The bar where the Bloody Mary was invented in 1921, where the French 75 was refined, where Hemingway and Fitzgerald drank between wars, and where the mahogany interior has absorbed enough literary history to qualify as a UNESCO site. Harry's has been operating from 5 Rue Daunou since 1911 — the bar was literally shipped from Manhattan and reassembled in Paris — and the wood-panelled room with its low ceiling and college pennants feels like stepping into a photograph that has been developing for over a century. The downstairs piano bar has hosted George Gershwin composing 'An American in Paris.' The bartenders make classic cocktails with the unhurried precision of people who understand that they are working in a room where those cocktails were invented. Harry's is not a museum; it is a working bar that happens to have more history per square metre than most museums. The crowd is a mix of tourists who came for the legend and regulars who came because the Bloody Mary is still made correctly.
Location
Map
Insider Intel
A Bloody Mary — it was invented here by Fernand Petiot in 1921 and they have had a century to perfect it. The French 75 is the other house classic with legitimate claim to origin. The Sidecar is also claimed. If you want to go deeper, ask about the Hot Toddy or the Blue Lagoon, both of which were created in this room. The downstairs piano bar serves the same drinks with live music most evenings. Classic cocktails are the only appropriate order; this is not the place for molecular gastronomy in a glass.

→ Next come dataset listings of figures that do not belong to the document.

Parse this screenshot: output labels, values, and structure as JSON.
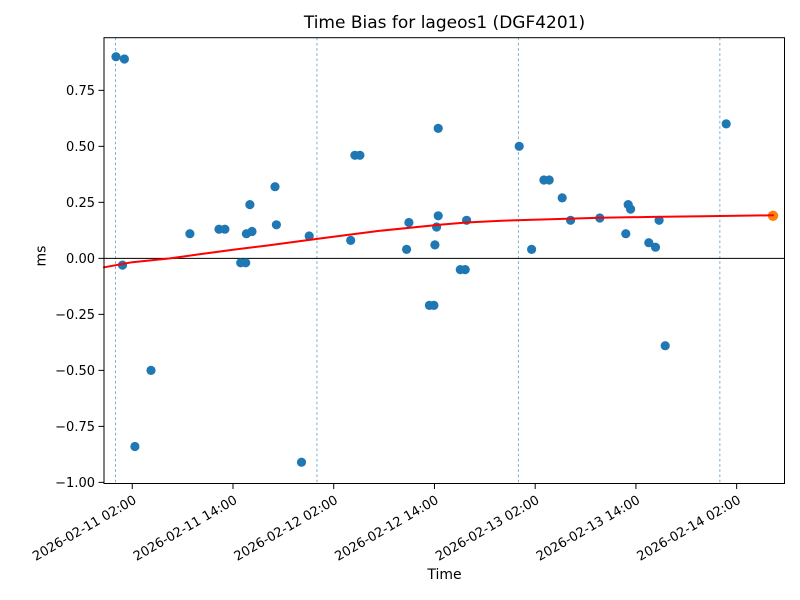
{
  "title": "Time Bias for lageos1 (DGF4201)",
  "axes": {
    "xlabel": "Time",
    "ylabel": "ms"
  },
  "colors": {
    "observation_point": "#1f77b4",
    "latest_point": "#ff7f0e",
    "fit_curve": "#ff0000",
    "day_gridline": "#1f77b4",
    "axis": "#000000",
    "background": "#ffffff"
  },
  "chart_data": {
    "type": "scatter",
    "title": "Time Bias for lageos1 (DGF4201)",
    "xlabel": "Time",
    "ylabel": "ms",
    "x_start": "2026-02-10 22:38",
    "x_end": "2026-02-14 07:42",
    "ylim": [
      -1.005,
      0.985
    ],
    "grid": "vertical dashed lines at day boundaries only",
    "legend": "none",
    "yticks": [
      {
        "value": -1.0,
        "label": "−1.00"
      },
      {
        "value": -0.75,
        "label": "−0.75"
      },
      {
        "value": -0.5,
        "label": "−0.50"
      },
      {
        "value": -0.25,
        "label": "−0.25"
      },
      {
        "value": 0.0,
        "label": "0.00"
      },
      {
        "value": 0.25,
        "label": "0.25"
      },
      {
        "value": 0.5,
        "label": "0.50"
      },
      {
        "value": 0.75,
        "label": "0.75"
      }
    ],
    "xticks": [
      {
        "time": "2026-02-11 02:00",
        "label": "2026-02-11 02:00"
      },
      {
        "time": "2026-02-11 14:00",
        "label": "2026-02-11 14:00"
      },
      {
        "time": "2026-02-12 02:00",
        "label": "2026-02-12 02:00"
      },
      {
        "time": "2026-02-12 14:00",
        "label": "2026-02-12 14:00"
      },
      {
        "time": "2026-02-13 02:00",
        "label": "2026-02-13 02:00"
      },
      {
        "time": "2026-02-13 14:00",
        "label": "2026-02-13 14:00"
      },
      {
        "time": "2026-02-14 02:00",
        "label": "2026-02-14 02:00"
      }
    ],
    "day_boundary_vlines": [
      "2026-02-11 00:00",
      "2026-02-12 00:00",
      "2026-02-13 00:00",
      "2026-02-14 00:00"
    ],
    "zero_line": 0.0,
    "series": [
      {
        "name": "time-bias-observations",
        "type": "scatter",
        "color": "#1f77b4",
        "marker_radius": 4.6,
        "points": [
          [
            "2026-02-11 00:04",
            0.9
          ],
          [
            "2026-02-11 01:04",
            0.89
          ],
          [
            "2026-02-11 00:50",
            -0.03
          ],
          [
            "2026-02-11 02:19",
            -0.84
          ],
          [
            "2026-02-11 04:14",
            -0.5
          ],
          [
            "2026-02-11 08:52",
            0.11
          ],
          [
            "2026-02-11 12:20",
            0.13
          ],
          [
            "2026-02-11 13:02",
            0.13
          ],
          [
            "2026-02-11 14:55",
            -0.02
          ],
          [
            "2026-02-11 15:31",
            -0.02
          ],
          [
            "2026-02-11 15:36",
            0.11
          ],
          [
            "2026-02-11 16:16",
            0.12
          ],
          [
            "2026-02-11 16:01",
            0.24
          ],
          [
            "2026-02-11 19:00",
            0.32
          ],
          [
            "2026-02-11 19:10",
            0.15
          ],
          [
            "2026-02-11 22:10",
            -0.91
          ],
          [
            "2026-02-11 23:05",
            0.1
          ],
          [
            "2026-02-12 04:01",
            0.08
          ],
          [
            "2026-02-12 04:31",
            0.46
          ],
          [
            "2026-02-12 05:07",
            0.46
          ],
          [
            "2026-02-12 10:41",
            0.04
          ],
          [
            "2026-02-12 10:57",
            0.16
          ],
          [
            "2026-02-12 13:24",
            -0.21
          ],
          [
            "2026-02-12 13:56",
            -0.21
          ],
          [
            "2026-02-12 14:03",
            0.06
          ],
          [
            "2026-02-12 14:15",
            0.14
          ],
          [
            "2026-02-12 14:27",
            0.19
          ],
          [
            "2026-02-12 14:27",
            0.58
          ],
          [
            "2026-02-12 17:05",
            -0.05
          ],
          [
            "2026-02-12 17:40",
            -0.05
          ],
          [
            "2026-02-12 17:50",
            0.17
          ],
          [
            "2026-02-13 00:06",
            0.5
          ],
          [
            "2026-02-13 01:34",
            0.04
          ],
          [
            "2026-02-13 03:02",
            0.35
          ],
          [
            "2026-02-13 03:40",
            0.35
          ],
          [
            "2026-02-13 05:13",
            0.27
          ],
          [
            "2026-02-13 06:13",
            0.17
          ],
          [
            "2026-02-13 09:42",
            0.18
          ],
          [
            "2026-02-13 12:48",
            0.11
          ],
          [
            "2026-02-13 13:05",
            0.24
          ],
          [
            "2026-02-13 13:22",
            0.22
          ],
          [
            "2026-02-13 15:32",
            0.07
          ],
          [
            "2026-02-13 16:20",
            0.05
          ],
          [
            "2026-02-13 16:46",
            0.17
          ],
          [
            "2026-02-13 17:29",
            -0.39
          ],
          [
            "2026-02-14 00:45",
            0.6
          ]
        ]
      },
      {
        "name": "latest-observation",
        "type": "scatter",
        "color": "#ff7f0e",
        "marker_radius": 5.2,
        "points": [
          [
            "2026-02-14 06:20",
            0.19
          ]
        ]
      },
      {
        "name": "fit-curve",
        "type": "line",
        "color": "#ff0000",
        "points": [
          [
            "2026-02-10 22:38",
            -0.04
          ],
          [
            "2026-02-11 02:00",
            -0.017
          ],
          [
            "2026-02-11 06:30",
            0.0
          ],
          [
            "2026-02-11 10:00",
            0.018
          ],
          [
            "2026-02-11 14:00",
            0.038
          ],
          [
            "2026-02-11 18:00",
            0.057
          ],
          [
            "2026-02-11 22:00",
            0.077
          ],
          [
            "2026-02-12 01:30",
            0.094
          ],
          [
            "2026-02-12 07:30",
            0.123
          ],
          [
            "2026-02-12 14:36",
            0.15
          ],
          [
            "2026-02-12 17:48",
            0.16
          ],
          [
            "2026-02-12 22:00",
            0.168
          ],
          [
            "2026-02-13 03:48",
            0.175
          ],
          [
            "2026-02-13 09:42",
            0.181
          ],
          [
            "2026-02-13 16:00",
            0.185
          ],
          [
            "2026-02-13 22:00",
            0.188
          ],
          [
            "2026-02-14 06:20",
            0.192
          ]
        ]
      }
    ]
  }
}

Late afternoon when the after-work crowd has not yet arrived and the room has the particular quietness of a bar between shifts — the mahogany glows and the pennants on the ceiling tell stories from a century of visitors. Evening brings more energy and the piano bar downstairs opens. Avoid the lunch rush if you want to appreciate the room itself. The Opéra-area location makes it a natural stop between sightseeing and dinner.
The address '5 Rue Daunou' was historically advertised as 'Sank Roo Doe Noo' for American tourists who could not pronounce French. The bar was physically shipped from New York in 1911. The mahogany interior is original. The downstairs piano bar is a separate space worth descending to. Cocktails are €18-24, which is expensive but you are paying for a century of history in every glass. Near Opéra métro. Dress code is smart casual — no shorts. Open daily from noon.